Not so, say officials at Schering-Plough. Although the company is a subscriber to HGS's database, Schering says it never used it to find its experimental drug. In addition, patent attorneys say HGS's claim may be weaker than those made by the other AIDS scientists. That's because those other patents, if issued, will make much more specific claims about the gene's ultimate medical usefulness.
Incyte's Patents
It's this issue of whether a patent should go to the researcher who uncovers a gene's function -- or to someone who simply uncovers a gene's existence -- that is central to the current debate addressed in part by the Clinton-Blair statement Tuesday. Incyte, for instance, has more than 375 patents and has filed for 6,500 more for genes it discovered using Dr. Venter's gene-isolating technique. But Incyte, which like HGS hasn't published its gene discoveries because it's more interested in selling rights to use them to drug makers, has only a vague idea of what many of the genes do.
Some worry that allowing patents on genes whose function is only surmised will make scientists reluctant to take on the difficult task of figuring out the genes' precise role in the human body. But others, notably at Pfizer, say patent protection provided through licenses from gene hunters bolsters their willingness to develop drugs based on genes.
In fact, the Patent Office is tightening its rules pertaining to genes, saying it no longer will issue a patent for a gene unless the discoverer can describe in some detail what it does. The effect of this change on Incyte or HGS still isn't known. Dr. Haseltine agrees that final determination of whether drug makers must license his patent may require lengthy negotiations or even court fights, and he says all parties may have to cross-license.
Finally, many gene-hunting scientists, especially in academia, feel the HGS patent is unfair, in that the work underlying the discovery simply used a lot of computerized software, rather than years of investigation, to find the gene and its likely involvement as one of a host of receptor genes. In a nutshell, their argument is that if it weren't for the other researchers homing in on the gene's specific role in HIV, Dr. Haseltine's early patent would have continued to languish and be essentially worthless.
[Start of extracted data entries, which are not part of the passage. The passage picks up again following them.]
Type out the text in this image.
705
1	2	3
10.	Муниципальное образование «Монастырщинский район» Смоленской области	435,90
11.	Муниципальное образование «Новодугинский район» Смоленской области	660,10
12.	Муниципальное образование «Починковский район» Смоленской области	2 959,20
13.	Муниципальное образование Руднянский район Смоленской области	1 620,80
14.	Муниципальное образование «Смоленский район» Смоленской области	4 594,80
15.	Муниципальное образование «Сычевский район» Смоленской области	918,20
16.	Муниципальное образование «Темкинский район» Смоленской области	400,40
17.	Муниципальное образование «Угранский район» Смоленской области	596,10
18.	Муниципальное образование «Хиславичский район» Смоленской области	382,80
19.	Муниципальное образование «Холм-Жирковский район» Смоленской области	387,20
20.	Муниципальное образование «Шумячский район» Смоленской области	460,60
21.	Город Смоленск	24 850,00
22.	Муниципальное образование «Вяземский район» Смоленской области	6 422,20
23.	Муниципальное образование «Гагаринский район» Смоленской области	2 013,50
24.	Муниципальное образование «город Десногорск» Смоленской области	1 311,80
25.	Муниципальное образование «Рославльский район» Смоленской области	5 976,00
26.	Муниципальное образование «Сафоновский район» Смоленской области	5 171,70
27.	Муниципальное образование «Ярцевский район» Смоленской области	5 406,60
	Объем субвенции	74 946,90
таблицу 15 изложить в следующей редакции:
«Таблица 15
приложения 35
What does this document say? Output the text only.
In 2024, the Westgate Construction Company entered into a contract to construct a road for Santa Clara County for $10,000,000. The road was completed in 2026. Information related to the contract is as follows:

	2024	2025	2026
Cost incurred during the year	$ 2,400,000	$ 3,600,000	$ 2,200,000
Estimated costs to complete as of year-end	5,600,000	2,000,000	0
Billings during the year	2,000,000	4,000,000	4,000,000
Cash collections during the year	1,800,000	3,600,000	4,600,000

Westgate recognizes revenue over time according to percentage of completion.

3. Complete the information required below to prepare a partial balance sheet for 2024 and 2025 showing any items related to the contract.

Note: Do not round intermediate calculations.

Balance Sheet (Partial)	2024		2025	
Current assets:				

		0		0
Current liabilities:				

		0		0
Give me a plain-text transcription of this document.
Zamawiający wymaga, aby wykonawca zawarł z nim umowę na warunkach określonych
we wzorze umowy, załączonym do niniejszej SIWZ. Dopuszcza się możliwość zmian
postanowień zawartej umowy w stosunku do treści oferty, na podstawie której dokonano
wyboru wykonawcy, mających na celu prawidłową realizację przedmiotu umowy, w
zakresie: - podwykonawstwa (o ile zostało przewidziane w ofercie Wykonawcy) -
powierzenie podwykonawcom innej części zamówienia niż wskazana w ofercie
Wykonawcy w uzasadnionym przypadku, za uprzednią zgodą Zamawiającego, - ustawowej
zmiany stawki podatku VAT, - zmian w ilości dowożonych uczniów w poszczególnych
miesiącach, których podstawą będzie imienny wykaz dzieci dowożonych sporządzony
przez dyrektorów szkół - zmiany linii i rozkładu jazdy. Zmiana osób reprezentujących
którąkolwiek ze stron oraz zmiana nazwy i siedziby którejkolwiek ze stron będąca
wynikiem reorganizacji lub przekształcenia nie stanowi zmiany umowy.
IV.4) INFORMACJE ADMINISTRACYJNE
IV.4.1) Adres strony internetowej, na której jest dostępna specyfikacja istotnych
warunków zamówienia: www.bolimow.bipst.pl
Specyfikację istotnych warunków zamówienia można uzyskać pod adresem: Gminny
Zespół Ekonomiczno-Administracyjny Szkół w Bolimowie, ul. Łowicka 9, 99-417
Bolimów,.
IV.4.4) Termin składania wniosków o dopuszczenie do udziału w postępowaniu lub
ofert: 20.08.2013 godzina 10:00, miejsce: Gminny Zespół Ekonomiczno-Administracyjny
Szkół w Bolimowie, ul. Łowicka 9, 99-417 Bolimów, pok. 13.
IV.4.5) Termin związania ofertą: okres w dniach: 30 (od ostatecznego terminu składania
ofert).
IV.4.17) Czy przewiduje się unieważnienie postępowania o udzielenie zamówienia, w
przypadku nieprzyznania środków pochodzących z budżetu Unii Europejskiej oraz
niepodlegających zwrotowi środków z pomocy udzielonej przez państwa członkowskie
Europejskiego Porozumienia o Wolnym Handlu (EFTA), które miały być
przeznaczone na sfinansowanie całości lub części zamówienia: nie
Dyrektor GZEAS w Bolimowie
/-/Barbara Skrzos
Dr. Haseltine, once an academic himself, is sympathetic but says he is just playing by existing patent rules, which give highest claims to the person who finds something first. "I would imagine Dr. Berger must feel like a great detective who after many years tracks down a murderer, only to find the fellow already has been incarcerated by someone else for a different crime," Dr. Haseltine says. "I think that sums up the situation pretty well."
--Ralph T. King Jr. contributed to this article.